In early April, “the Debtor realized it would not have sufficient cash to fund operations, including its payroll obligations due and payable on and after April 30, 2020.”

The filing noted JetSuite wasn’t able to obtain any CARES Act funds. It isn’t clear if the company ever formally applied for the support. JSX received $8.9 million. The court documents claim neither JetSuite’s parent or affiliates, including JSX, gained any benefits from intra-company cost-sharing arrangements.

Despite its high profile brand, blue-chip investors, and good reputation, the filing said the Part 135 operator couldn’t overcome “race to the bottom” pricing.

Missing the private jet rebound

JetSuite survived the turmoil of the 2008 financial crisis with a no-frills approach.
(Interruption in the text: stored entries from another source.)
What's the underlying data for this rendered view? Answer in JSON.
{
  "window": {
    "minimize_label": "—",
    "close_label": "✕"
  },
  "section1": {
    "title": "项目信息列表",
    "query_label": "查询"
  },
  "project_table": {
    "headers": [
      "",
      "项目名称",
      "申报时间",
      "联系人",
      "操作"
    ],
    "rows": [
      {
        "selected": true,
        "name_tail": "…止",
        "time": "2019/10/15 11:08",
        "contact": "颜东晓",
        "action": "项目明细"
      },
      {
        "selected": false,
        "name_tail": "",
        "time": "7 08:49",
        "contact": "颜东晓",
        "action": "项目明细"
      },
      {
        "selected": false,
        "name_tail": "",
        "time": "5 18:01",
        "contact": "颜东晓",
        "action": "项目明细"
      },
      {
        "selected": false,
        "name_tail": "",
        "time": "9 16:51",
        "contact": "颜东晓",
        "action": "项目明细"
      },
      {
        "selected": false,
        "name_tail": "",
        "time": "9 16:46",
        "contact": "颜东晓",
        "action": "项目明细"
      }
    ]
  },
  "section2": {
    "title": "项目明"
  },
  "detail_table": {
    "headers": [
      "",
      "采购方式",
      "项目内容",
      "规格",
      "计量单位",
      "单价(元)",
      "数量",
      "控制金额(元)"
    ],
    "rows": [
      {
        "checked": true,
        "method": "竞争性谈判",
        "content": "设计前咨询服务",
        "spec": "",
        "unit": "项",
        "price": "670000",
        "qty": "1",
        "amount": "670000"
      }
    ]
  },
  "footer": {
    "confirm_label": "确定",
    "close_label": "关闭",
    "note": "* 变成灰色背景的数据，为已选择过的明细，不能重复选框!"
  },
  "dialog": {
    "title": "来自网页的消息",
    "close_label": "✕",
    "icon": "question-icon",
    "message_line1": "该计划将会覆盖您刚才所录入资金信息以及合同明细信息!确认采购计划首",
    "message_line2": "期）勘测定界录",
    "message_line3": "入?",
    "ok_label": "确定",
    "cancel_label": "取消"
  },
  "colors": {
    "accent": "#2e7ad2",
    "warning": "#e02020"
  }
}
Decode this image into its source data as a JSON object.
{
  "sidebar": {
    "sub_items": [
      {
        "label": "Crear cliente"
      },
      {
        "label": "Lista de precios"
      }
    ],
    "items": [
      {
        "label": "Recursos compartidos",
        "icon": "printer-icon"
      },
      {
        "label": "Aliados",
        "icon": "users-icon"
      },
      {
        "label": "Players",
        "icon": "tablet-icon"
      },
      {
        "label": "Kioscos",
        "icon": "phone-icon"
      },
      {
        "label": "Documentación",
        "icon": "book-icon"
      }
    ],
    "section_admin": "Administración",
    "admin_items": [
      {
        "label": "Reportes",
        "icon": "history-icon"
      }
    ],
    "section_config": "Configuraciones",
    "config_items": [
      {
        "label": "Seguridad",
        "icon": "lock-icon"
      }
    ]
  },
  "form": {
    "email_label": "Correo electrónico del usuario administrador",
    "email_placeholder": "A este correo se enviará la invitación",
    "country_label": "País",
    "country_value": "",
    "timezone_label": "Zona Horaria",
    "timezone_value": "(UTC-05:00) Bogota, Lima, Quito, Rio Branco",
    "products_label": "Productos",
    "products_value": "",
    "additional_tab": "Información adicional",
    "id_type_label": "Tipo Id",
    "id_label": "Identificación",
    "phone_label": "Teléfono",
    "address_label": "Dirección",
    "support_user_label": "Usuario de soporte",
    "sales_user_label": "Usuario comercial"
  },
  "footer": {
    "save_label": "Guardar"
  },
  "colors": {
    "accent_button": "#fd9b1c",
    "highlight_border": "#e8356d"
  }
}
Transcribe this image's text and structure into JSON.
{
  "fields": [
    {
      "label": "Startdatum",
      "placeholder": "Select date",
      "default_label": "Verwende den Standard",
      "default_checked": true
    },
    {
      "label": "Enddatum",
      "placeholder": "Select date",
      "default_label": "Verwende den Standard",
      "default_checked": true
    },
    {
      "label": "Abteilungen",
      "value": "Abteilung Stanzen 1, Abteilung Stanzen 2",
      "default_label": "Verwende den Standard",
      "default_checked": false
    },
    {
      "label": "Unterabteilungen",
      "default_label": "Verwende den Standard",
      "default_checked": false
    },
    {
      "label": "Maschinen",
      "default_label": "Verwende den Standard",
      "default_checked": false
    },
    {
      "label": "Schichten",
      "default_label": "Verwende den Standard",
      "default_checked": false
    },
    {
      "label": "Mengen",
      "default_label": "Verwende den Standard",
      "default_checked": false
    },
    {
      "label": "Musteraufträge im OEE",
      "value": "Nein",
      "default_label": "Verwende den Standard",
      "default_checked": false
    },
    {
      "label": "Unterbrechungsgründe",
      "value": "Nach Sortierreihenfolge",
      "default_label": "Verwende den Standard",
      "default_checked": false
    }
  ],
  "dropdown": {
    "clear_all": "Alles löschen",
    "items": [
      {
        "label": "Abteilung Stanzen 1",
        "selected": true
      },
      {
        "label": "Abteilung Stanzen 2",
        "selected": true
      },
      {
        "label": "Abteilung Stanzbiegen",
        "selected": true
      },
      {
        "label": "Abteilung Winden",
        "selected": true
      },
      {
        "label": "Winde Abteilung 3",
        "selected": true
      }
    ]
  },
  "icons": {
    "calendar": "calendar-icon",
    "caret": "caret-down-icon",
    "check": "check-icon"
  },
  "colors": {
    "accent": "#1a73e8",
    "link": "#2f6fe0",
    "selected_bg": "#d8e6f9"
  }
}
This time, the company, known for the red stripe down the center of its jets, missed the sudden updraft that has since propelled the industry to near pre-COVID-19 flight levels.

Ironically, NetJets, known as one of the industry’s pricier options, said May was its best month for new customer acquisitions since 2007. This week it announced it will take delivery of 60 new private jets by the end of 2021 that it had deferred back in April.

Directional Aviation’s Sentient Jet, another upmarket provider, also reported a big bounce. Earlier this week it launched FXAIR, describing it as a premium charter broker.

JetSuite 2.0?

Pan Am, Eastern Airlines, People Express, and even Midway. Aviation entrepreneurs like to recycle names of dead airlines or create a 2.0 of some sort.

One element of the reorganization plan that gives unsecured creditors 2.3 to 15% of their claims, or tickets on JSX, may offer a clue to the future. The documents call for the parent company to retain ownership of Superior Air Charter’s Part 135 operating certificate and the JetSuite brand with associated trademarks, perhaps foreshadowing future plans to re-enter the charter market at some point.

Deadline for Creditors to vote on the plan is Aug. 27, with a hearing scheduled for Wilmington, Delaware on Sept. 3.